His teammates agree.
"Reggie Miller has been the key," O'Neal said. "Reggie is energetic, like he's 20 years old. Having a great leader like Reggie, he's never gotten down. He's still fighting. It's inspired every one of us."
The Pistons-Pacers' brawl was supposed to change the game. Damage the reputation of the league. And end the Pacers' season.
None of that has happened. Reggie wouldn't let it happen.
Hours after the Nov. 19 brawl, Carlisle addressed his team on the plane.
"I said I knew that some bad things were going to happen to this team because of what happened," Carlisle remembers.
"I knew there were going to be big suspensions. But I promised the guys that we'd become a better team because of it. That this would bring our team closer together."
Carlisle's prediction on both points proved to be uncanny. The suspensions were unprecedented. Artest was suspended for the season. Jackson got 30 games. O'Neal was lost for 15 games.
If that wasn't bad enough, the Pacers injury situation has been unbelievable. Starting point guard Jamaal Tinsley's been out 31 games because of injuries. Jonathan Bender has missed 64 games. Starting center Jeff Foster has missed 21 games. Backup center Scot Pollard has been out 32. Miller has missed 16 games. O'Neal has missed another 15 games because of injury.
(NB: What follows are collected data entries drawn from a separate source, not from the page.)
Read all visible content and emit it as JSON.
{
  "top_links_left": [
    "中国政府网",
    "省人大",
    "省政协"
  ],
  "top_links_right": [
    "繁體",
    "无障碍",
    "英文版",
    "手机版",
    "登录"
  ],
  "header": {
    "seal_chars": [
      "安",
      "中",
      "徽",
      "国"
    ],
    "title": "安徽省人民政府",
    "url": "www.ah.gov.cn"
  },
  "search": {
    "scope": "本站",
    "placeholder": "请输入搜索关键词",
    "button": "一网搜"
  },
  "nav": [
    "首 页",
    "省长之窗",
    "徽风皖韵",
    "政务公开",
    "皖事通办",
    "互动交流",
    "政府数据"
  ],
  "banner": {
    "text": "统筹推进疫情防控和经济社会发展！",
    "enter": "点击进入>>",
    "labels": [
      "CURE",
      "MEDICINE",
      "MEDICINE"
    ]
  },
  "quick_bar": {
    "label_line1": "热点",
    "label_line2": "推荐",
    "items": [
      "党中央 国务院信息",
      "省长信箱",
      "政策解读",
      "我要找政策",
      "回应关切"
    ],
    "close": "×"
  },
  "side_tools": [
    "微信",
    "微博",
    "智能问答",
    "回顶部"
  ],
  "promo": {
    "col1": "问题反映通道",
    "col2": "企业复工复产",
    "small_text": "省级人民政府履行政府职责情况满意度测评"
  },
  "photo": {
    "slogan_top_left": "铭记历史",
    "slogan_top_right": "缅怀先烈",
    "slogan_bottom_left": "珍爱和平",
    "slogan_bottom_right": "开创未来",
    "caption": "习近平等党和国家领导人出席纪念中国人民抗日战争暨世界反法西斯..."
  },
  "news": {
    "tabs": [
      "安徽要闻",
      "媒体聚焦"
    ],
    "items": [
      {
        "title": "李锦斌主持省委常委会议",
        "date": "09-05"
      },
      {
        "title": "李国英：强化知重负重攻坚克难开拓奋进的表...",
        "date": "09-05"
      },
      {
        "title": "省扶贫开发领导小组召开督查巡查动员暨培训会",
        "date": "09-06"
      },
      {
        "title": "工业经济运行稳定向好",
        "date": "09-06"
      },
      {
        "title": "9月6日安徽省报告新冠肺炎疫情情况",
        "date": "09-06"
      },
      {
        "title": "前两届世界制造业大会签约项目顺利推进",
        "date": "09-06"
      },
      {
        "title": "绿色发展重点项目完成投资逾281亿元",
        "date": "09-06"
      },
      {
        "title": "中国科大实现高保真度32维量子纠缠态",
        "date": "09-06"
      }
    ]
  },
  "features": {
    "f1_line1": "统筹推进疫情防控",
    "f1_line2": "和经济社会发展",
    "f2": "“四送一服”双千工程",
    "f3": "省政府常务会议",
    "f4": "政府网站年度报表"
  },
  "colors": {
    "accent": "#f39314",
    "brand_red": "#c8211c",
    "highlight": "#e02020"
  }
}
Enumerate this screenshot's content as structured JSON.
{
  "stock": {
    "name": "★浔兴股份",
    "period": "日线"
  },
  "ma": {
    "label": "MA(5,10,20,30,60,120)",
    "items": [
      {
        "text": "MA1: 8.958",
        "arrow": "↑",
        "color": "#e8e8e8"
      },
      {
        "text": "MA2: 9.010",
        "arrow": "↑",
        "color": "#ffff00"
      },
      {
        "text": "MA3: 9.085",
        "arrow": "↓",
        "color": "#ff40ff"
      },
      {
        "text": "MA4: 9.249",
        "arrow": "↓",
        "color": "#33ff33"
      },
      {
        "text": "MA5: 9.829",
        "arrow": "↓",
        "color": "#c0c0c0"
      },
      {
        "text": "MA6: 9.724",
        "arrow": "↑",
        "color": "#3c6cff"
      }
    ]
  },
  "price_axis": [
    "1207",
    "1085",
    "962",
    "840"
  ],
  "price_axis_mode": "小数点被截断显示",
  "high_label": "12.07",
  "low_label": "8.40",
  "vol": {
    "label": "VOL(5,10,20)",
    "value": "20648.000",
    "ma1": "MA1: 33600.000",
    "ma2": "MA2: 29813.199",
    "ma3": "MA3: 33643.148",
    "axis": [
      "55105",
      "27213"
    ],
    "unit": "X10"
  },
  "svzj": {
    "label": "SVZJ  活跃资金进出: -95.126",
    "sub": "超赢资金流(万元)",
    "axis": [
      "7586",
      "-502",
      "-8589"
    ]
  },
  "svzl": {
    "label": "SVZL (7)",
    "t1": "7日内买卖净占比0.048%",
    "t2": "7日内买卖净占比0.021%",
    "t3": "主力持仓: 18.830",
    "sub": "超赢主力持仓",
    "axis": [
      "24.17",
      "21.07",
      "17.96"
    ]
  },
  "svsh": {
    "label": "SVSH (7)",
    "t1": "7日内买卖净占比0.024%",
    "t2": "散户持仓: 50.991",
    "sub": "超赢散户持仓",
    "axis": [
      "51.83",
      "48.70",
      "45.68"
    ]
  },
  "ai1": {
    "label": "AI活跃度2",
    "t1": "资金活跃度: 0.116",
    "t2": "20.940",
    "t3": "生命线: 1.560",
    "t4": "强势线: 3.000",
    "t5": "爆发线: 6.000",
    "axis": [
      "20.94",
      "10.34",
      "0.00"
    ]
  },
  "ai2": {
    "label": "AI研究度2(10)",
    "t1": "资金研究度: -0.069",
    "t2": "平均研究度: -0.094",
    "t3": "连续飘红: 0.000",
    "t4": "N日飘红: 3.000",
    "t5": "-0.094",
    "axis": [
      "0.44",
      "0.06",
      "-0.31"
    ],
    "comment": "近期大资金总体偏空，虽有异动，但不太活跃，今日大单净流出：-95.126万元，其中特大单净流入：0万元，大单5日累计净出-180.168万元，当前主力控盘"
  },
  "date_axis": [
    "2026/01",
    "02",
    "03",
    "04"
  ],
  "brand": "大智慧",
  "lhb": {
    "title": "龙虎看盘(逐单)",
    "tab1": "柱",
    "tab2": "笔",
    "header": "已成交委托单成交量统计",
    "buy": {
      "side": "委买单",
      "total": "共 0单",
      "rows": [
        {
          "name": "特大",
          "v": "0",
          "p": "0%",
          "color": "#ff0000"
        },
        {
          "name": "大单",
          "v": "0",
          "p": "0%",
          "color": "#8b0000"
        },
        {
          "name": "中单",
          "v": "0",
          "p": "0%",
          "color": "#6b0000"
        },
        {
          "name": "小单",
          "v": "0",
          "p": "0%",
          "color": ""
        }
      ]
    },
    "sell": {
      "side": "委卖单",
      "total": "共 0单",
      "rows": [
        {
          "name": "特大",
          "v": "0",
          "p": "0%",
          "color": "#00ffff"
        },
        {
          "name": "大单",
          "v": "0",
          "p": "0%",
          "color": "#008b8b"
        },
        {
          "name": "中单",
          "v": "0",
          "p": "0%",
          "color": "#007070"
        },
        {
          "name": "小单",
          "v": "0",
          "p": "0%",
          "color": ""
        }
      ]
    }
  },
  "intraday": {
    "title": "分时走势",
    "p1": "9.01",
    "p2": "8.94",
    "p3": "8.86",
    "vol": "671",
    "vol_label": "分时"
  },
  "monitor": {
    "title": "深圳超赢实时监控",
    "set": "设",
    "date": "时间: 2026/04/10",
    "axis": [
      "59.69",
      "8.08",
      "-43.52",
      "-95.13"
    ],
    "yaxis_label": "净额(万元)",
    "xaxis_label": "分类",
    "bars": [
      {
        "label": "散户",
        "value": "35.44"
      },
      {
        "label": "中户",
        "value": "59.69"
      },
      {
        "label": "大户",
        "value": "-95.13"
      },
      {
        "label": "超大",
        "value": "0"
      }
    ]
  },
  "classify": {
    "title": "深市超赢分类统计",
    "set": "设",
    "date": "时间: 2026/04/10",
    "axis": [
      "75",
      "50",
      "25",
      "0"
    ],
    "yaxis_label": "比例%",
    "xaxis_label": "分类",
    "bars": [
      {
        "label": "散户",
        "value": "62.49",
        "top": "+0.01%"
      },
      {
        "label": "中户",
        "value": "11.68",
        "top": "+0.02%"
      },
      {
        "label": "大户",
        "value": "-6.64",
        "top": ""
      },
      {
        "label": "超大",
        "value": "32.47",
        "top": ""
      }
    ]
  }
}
Yet, through it all the Pacers have matured from a bickering team at the start of the season into a close-knit group, pulling for the same goal.
"Trial and tribulation make you stronger," O'Neal said. "The best thing about this team is that we've never given up. It was so easy for us to sit back and say this is not our year. But not one time have we not talked about making the playoffs and competing for a championship. No one has ever stopped talking about it."
That's been deliberate, according to Carlisle and O'Neal.
"No matter what we said, it wasn't going to change anything," O'Neal said. "So we had to come to together as a team and deal with it. In life, there are consequences. Our team has dealt with it. We learned that the way to fix what happened was to go on the court every night, play at high level and win basketball games.
"We did it for our fans and we did it for ourselves."
The results have been remarkable. Just two weeks ago, the Pacers' playoff chances looked slim.
The team was barely hanging on to eighth place and had upcoming games against the playoff-bound San Antonio Spurs, Pistons, Bulls, Heat and Wizards on the schedule. Against all odds, the Pacers have won four of those five and moved up two spots into the sixth seed in the East.
Barring a last-minute collapse, the Pacers will be in the playoffs and will scare the heck out of the Heat, Pistons or Boston Celtics in a first round matchup. The Pacers have beaten the Heat three times, beaten the Pistons twice in Detroit, and have won two out of three against the Celtics.
With O'Neal claiming that his rehab of his injured shoulder is ahead of schedule and that he'll be ready for the playoffs, the Pacers have become the proverbial team no one wants to meet in the first round.
Even with O'Neal, the Pacers, on paper, don't have the talent to make a team such as the Heat or Pistons sweat. Tinsley likely won't be back. Artest will be watching from home. And their bench looks like the walking wounded.
But before you write off the Pacers one last time, remember that for them, their journey is personal. Their motivation is love.
"I know Reggie's going to hate this," O'Neal says, his voice cracking with emotion. "He always tells us that we should do it for ourselves. I just want to do everything I can to make sure he goes out the way he deserves. with the crowd chanting 'Reg-gie! Reg-gie!' and a trophy held high above his head."
Whether they actually achieve that goal is irrelevant.
In a game rife with selfishness and pride, Miller and the Pacers have given NBA fans a reason to believe again in the game, its players and the power of redemption.